Disclaiming SEC Disclaimers: Making Sense of Employee Views
What are SEC-regulated entities and defense practitioners to make of SEC employees' "personal views" as articulated in public speeches, particularly when those views are clearly presented and later referred to as guidance on the agency's views? Put differently, how should an entity treat views that are initially disclaimed and nonbinding but that have manifestly factored into how the agency evaluates its regulated entities and individuals?
July 06, 2022 at 12:45 PM
13 minute read
On June 14, 2018, William Hinman, then-Director of the SEC's Division of Corporation Finance, was giving a talk at Yahoo Finance's All Markets Summit when he said he did not think that sales of cryptocurrencies Ether and Bitcoin were securities transactions. Director William Hinman, Division of Corporation Finance, Remarks at the Yahoo Finance All Markets Summit, Crypto (Digital Asset Transactions: When Howey Met Gary (Plastic) (June 14, 2018); see also SEC v. Ripple Labs, ECF No. 51, Ripple's Answer to SEC's First Amendment Complaint, at 98 (S.D.N.Y. March 4, 2021). Some in attendance may not have given his comment much significance, and perhaps for good reason. Hinman's speech, on the regulation of digital assets under the federal securities laws, was expressly personal—Hinman began his speech with the familiar disclaimer that is required by SEC regulations to accompany its employees' personal statements: "My remarks are mine alone, not necessarily those of the Commission, the Commissioners, or the staff." See SEC v. Ripple Labs, Hinman Decl. para. 11. (S.D.N.Y. June 23, 2021).

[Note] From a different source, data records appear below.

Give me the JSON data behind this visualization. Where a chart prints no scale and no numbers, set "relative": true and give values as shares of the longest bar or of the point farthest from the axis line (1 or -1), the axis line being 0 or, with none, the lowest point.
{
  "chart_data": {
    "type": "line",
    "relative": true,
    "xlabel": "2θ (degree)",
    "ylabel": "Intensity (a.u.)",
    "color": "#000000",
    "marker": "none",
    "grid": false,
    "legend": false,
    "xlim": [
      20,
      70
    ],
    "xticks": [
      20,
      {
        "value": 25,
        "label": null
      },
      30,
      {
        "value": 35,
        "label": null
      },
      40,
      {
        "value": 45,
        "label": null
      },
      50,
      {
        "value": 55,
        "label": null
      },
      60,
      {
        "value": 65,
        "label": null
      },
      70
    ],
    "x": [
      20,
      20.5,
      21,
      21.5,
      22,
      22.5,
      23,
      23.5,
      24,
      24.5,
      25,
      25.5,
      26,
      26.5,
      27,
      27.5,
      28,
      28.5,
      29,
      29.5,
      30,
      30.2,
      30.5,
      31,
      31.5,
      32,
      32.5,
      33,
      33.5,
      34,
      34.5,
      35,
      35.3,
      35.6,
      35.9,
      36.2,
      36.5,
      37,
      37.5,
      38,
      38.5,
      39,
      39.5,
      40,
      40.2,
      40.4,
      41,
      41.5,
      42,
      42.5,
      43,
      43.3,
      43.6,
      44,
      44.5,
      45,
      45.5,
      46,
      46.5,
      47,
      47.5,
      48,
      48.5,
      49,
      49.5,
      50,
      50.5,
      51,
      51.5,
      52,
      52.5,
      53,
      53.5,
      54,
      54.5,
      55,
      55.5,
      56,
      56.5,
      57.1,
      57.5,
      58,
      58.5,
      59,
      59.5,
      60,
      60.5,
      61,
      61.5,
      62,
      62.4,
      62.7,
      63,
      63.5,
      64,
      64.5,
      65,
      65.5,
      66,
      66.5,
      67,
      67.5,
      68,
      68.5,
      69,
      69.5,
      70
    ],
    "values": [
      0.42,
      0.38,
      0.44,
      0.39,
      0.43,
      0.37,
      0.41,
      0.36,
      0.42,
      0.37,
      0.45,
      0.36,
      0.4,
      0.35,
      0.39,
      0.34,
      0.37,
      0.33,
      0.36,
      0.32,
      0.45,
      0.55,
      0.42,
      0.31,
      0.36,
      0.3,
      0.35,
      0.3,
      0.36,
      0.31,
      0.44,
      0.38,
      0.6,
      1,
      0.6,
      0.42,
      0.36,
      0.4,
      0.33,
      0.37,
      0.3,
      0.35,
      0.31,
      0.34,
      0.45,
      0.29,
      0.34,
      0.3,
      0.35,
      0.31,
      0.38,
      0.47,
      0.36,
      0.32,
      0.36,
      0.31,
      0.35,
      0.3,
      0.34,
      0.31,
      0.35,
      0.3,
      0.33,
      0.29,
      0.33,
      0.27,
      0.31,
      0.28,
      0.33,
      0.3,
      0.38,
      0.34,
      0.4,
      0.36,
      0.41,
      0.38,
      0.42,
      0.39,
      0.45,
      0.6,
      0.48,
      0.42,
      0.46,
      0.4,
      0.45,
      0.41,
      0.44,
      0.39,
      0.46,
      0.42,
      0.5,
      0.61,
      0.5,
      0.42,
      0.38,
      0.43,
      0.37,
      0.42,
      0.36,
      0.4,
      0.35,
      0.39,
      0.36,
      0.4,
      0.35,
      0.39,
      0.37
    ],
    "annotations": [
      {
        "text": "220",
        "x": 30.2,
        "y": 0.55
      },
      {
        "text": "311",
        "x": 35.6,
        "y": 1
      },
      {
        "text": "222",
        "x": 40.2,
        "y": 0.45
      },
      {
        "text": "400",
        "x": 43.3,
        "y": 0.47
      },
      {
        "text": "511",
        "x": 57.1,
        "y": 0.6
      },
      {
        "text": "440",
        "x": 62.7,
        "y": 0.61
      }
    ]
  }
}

However, despite the disclaimer and the informal setting, Hinman's comment would loom large a few years later in the SEC's high-profile enforcement action against Ripple Labs, in which the SEC contends Ripple raised $1.3 billion in an unregistered offering of the cryptocurrency XRP. (King & Spalding represents Ripple in a consolidated class action filed against it by XRP purchasers who make similar allegations as the SEC.) A pillar of Ripple's defense is that it had not been put on "fair notice" that its offering was illegal because Hinman's speech, among other signals, led Ripple to believe that the SEC would not consider XRP a security within the SEC's jurisdiction. Ripple's Answer, supra at 98.